It’s morning. It feels like the night had several chapters. Early on in the proceedings, a woman came into the room. She was young and dressed in black – a long dress or a robe. As she wandered around, her head was down and her mouth was missing. Everything was very slow.
As I fell into and out of consciousness, the woman always seemed to be there, in no hurry to get anywhere, apparently satisfied by hanging out with me. In my more aware moments, I asked if this was real or was it a dream. And it didn’t matter. Nor was it important to analyze the thing. No, the lesson was elsewhere. There seemed to be such space around things, and she walked near me so slowly. I felt transported to her meandering path, seeing whispers, drinking in the flow of her robe.
And then I slept for hours, deeply. On awakening half an hour ago, another image flooded my bedroom. Apparently I own a van, and I was returning to it from an errand. Seven or eight drunk teenaged boys were occupying the space. Nothing was broken but garbage was everywhere. In quick order they disappeared, with no urging from me. The old house nearby was also a mess – beer bottles, hamburger wrappers. I was alone, picking up everything, putting it into bags, wishing that someone was with me to share the task.
Now, looking back at the two, there was no dilemma in my overnight. Strange yes, problem no. I’m still floaty, untethered. The tasks of the day remain but they’re blended into the background. Everything seems merged – no clear boundaries. And my fingers on the laptop keys fall in super slo-mo.
Is this spaciousness real? Is this a new normal approaching from the horizon? I don’t know … and I don’t care. Just let it be here, Bruce.
I look back on the last week and an image comes to mind. It feels like a recurring dream but part of my mind says that it really happened in this physical life.
There’s a huge white sheet of paper and in the middle are typed some words … unknown words. Then the mad typist in charge of things writes more words up and to the right of the first group, overlapping them. Then the process continues, overlap after overlap, until the whole page is full. And I still didn’t have a clue about the message.
Okay, clearly this is a dream. So why does my brain keep saying “This is real”? Ah, the mysteries of life.
There was another wake up call this morning (definitely a good thing!). And the voice: “The first words are ‘I am me.'” Oh. Thanks for sharing. “One step out from the centre, in all directions, is ‘You are you.'” I just lay there, waiting for the next revelation. “After that, the words are ‘We are we.’ Then the pattern repeats … endlessly.”
More lying there feeling stunned. The personal story isn’t about Bruce Kerr. A lot of it is to do with all the “you’s” who come my way. But the real message is that I am through the we. I only know Bruce through the relationships he has. I’m no island. I’m an archipelago, with flowery bridges joining us all.

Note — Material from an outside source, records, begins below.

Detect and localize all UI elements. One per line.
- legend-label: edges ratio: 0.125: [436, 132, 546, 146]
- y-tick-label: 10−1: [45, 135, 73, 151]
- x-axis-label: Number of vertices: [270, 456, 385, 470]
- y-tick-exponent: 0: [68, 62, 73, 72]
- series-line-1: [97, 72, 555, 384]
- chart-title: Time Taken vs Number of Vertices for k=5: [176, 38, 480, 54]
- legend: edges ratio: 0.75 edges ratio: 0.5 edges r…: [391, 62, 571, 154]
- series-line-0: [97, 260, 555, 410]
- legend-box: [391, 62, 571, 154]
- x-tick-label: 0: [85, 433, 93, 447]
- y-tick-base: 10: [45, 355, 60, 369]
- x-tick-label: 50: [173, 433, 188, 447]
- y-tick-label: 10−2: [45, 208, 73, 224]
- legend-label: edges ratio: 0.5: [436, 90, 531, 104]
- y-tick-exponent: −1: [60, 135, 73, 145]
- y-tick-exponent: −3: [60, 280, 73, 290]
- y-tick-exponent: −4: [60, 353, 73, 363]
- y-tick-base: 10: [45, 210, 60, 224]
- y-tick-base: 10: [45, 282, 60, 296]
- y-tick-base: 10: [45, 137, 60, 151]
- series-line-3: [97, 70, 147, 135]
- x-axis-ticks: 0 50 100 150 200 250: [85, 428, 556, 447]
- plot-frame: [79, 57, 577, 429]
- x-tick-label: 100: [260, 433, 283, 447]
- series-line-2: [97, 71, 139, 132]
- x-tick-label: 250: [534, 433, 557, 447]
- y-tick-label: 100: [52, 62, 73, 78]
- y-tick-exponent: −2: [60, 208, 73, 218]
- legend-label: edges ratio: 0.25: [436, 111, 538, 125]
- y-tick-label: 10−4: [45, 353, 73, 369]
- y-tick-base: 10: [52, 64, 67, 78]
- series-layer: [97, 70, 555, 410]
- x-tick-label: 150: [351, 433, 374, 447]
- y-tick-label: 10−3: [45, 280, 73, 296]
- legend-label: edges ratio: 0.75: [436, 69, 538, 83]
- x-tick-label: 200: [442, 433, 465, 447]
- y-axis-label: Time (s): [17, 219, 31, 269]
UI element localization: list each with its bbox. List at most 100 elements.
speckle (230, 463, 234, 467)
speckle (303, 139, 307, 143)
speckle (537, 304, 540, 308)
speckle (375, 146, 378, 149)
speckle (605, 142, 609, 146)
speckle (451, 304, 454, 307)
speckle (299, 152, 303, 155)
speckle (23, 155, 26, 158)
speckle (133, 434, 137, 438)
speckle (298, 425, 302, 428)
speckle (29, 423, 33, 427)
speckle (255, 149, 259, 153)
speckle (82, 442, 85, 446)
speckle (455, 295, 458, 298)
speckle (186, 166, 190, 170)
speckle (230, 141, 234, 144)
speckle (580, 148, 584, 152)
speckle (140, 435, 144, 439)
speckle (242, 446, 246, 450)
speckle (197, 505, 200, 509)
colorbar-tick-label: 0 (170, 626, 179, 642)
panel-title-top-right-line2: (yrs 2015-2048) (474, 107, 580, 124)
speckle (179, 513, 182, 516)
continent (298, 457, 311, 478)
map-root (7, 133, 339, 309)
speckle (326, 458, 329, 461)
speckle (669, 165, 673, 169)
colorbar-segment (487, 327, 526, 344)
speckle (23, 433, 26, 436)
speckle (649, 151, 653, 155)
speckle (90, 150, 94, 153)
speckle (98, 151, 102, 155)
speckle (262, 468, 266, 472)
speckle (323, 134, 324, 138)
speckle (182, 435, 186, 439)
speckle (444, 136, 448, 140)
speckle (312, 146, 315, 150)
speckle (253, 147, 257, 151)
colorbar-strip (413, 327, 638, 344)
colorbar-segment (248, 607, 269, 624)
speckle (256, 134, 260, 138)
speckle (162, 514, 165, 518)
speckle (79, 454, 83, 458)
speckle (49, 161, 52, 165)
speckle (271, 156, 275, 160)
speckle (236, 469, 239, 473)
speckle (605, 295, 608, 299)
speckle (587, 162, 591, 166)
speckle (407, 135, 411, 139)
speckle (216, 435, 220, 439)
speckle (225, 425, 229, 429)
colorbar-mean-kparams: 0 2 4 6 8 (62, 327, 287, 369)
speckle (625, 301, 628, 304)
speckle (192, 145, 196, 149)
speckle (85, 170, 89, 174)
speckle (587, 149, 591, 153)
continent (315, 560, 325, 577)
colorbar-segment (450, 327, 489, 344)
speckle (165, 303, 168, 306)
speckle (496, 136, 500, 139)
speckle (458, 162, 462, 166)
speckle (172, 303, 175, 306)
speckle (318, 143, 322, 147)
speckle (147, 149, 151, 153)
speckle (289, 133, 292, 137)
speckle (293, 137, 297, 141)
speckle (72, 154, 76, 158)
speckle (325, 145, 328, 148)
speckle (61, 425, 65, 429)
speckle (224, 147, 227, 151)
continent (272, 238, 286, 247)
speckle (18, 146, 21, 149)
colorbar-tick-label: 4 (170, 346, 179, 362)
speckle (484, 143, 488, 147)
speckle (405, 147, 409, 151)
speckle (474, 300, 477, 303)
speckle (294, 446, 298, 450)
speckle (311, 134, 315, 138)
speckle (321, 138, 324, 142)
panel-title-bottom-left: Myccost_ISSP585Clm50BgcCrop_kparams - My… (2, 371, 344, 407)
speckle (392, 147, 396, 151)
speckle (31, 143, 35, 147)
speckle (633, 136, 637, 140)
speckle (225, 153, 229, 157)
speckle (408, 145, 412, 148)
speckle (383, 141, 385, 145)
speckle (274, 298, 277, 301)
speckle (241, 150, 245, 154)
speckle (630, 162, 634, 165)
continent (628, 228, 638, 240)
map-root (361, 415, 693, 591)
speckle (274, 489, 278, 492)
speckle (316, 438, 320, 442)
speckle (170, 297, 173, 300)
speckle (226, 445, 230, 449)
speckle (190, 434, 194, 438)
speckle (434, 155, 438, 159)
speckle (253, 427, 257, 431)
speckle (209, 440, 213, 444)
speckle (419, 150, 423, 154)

I can’t wait to go to sleep tonight. I hope we all show up.
I woke up this morning with the most vivid dream in my mind. You were in my mind, my dear Jodiette.
I seemed to be at a world’s fair, lots of pavilions and shops scattered over rounded green hills. Exquisite. But I had lost my shoes. I searched through lots of them at store entrances … but nothing. I was sad. Strangely uprooted.
But there was a beautiful girl with me. (I do believe that her name was Jody!) She smiled at me so warmly. Our eyes met for so long. She didn’t care that I was shoeless. It didn’t diminish me at all in her eyes. I was Bruce, and that was just fine. We held hands in the shops and we meandered from display to display. Sometimes, in a big store, Jody went one way and I went another. Just as in “real” life, I was happy, knowing that Jody was somewhere in here and sooner or later I would round a corner and there would smile my beloved.
As we roamed the aisles of one shop together, I reached over to examine some article. I turned to Jody … and she was gone. I searched the whole place. Still gone. And the neighbouring shops. Still gone. Such horrible sadness to lose my beloved.
Still wandering, I came upon a tight space. It was a dead end, surrounded by rough wooden walls. And then I was face to face with a bearded gatekeeper. He was a gruff guy who started lecturing me about the need to invigorate. Huh? And then he let me pass.
Awakened. Unexpectedly happy. After all, I had just lost my wife in L.L. Bean or some such place. I lay there in bed, knowing that I had only lost the physical form of my dear girl. The gatekeeper had let me pass through … to where? Some realm, I know, where Jody and I are together – right now and always. A realm where I don’t even need any shoes. For I’m walking on air.